The path is built up like this:
[NameOfTheArtifactSourceAlias] can be found here in our release definition:
[NameOfTheArtifact] can only be found in the build (!!!) definition. So if you don’t remember it, you have to switch tabs and select your build definition and look it up.
So it all looks like this.
We are done. No let’ recap what will happen:
- We commit code to Bitbucket.
- A build process will be triggered automatically in VSTS.
- A message will be send to HipChat automatically.
- SonarQube analysis will be triggerd.
- The Android app will be built.
- SonarQube results will be published on the server specified.
- The app package will be uploaded to HockeyApp.
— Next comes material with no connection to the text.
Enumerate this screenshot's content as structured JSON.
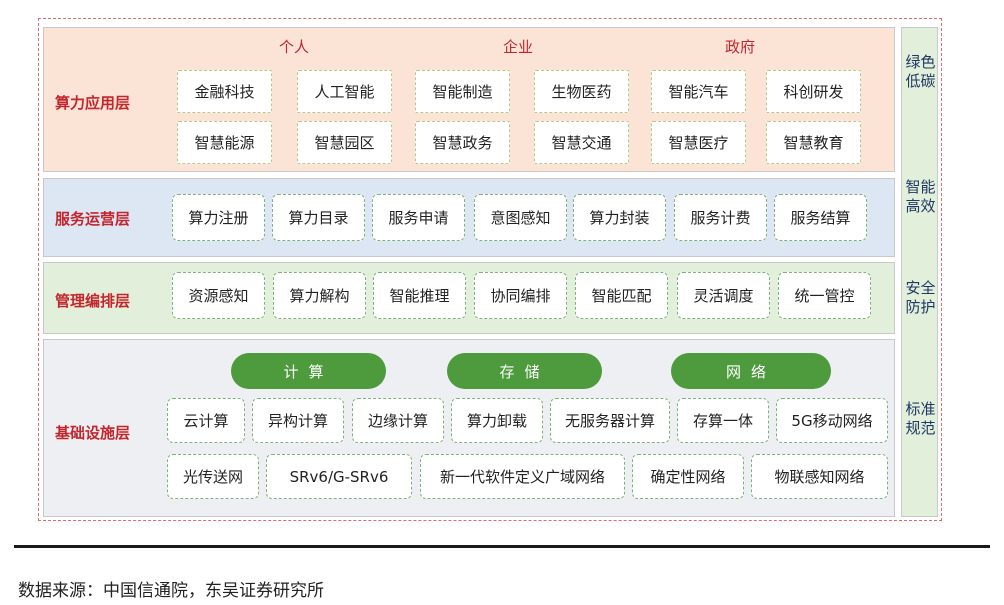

Does this really work? Yes! Here’s the app in HockeyApp:
In this multipost series I showed how to integrate a variety of 3rd party tools with VSTS. This really is just a basic workflow. You could (and might) configure much more. I still think it’s pretty impressive from a user perspective as the integration and full automation takes away a lot of pain you might be experiencing otherwise. And it certainly is an excellent starting point for additonal customizations.
This is really just one scenario with requirements one specific customer had. Check out the Visual Studio Marktplace if you are missing extensions or integration into other tools. Or of course you could write your own extension for VSTS in case you want more comfort than working with powershell.